At the 2014 UNC Water and Health Conference, the USAID funded WASHplus Project’s Monitoring and Evaluation Advisor, Orlando Hernandez, coordinated a panel session entitled “The Theory and Practice of Handwashing Habits.”  Organized by WASHplus and institutional partners WSP, LSHTM and PPPHW, the panel session focused on the seven principles of habit formation, explored how they could be applied to the handwashing arena, and discussed applications where enabling products have been developed and tried as cues to guide practices and habit formation. Potential implications for future handwashing programs were discussed, beyond the mere creation of cues. A summary of the panel session is provided below:

Diarrheal disease accounts for 11% of child mortality worldwide. Yet, there is a cost-effective way of reducing diarrheal disease in children under five and in turn reduce child mortality: handwashing with soap at critical junctures, especially among caretakers, grouped into two large categories, before food handling and after contact with fecal matter. Handwashing with soap at such junctures can reduce diarrheal incidence by up to 43%.

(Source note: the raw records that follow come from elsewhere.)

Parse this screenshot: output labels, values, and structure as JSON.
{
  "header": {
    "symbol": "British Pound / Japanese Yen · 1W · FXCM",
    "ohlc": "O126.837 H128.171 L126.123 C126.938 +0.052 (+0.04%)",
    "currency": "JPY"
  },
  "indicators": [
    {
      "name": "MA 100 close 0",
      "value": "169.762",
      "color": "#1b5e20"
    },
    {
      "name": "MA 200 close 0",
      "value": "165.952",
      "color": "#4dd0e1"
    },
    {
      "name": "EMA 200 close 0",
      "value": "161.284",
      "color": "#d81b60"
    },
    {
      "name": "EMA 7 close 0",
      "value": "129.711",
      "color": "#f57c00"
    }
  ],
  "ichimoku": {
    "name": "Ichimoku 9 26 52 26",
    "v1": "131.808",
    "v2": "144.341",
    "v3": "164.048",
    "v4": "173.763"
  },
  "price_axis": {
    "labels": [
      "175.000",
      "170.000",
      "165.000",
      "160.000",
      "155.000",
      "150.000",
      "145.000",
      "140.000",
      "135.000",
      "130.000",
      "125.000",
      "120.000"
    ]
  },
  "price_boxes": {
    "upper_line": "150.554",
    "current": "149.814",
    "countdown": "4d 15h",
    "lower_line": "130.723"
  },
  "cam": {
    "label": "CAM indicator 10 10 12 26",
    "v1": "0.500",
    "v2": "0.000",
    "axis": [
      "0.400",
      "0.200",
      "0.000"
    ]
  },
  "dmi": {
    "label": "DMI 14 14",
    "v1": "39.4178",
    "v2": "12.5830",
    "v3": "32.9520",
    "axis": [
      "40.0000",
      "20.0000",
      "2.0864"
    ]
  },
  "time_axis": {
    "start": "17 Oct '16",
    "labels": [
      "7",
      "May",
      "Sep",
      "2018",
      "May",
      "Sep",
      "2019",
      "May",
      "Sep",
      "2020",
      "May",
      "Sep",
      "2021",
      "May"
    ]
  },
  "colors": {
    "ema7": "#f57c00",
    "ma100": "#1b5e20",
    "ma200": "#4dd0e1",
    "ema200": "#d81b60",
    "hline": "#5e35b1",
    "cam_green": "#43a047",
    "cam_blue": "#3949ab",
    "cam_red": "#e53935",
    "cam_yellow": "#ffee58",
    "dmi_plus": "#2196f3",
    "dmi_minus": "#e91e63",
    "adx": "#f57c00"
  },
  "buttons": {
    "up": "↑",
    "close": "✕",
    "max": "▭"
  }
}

Handwashing promotion has been an important part of many WASH interventions and such programs have been able to increase handwashing practices among target populations using a variety of approaches. More recently, these approaches rely on conceptual framework that argue in favor of using psychosocial determinants and emotional appeals. Such frameworks have their origin in reflective psychology which suggests that behavior is volitional and guided by factors internal to the individual.

Handwashing programs constructed on reflective psychology theories and models have proven effective to generate behavior change. However, is there any evidence that they have been useful in helping to maintain the practice overtime? Research on the sustainability of handwashing practices overtime is inconclusive. Yet, interpretations of findings overtime suggests that factors in the context in which individuals behave may be partially responsible for their perdurance.

A couple of studies argue in favor of the presence of water and soap as contributing factors to handwashing sustainability. Such suggestions point in the direction of the science of habits which proposes that factors initiating practices are not the same as those that maintain them. Whereas reflective psychological models may explain the practice of new behaviors, reflexive models offer an explanation for keeping them alive.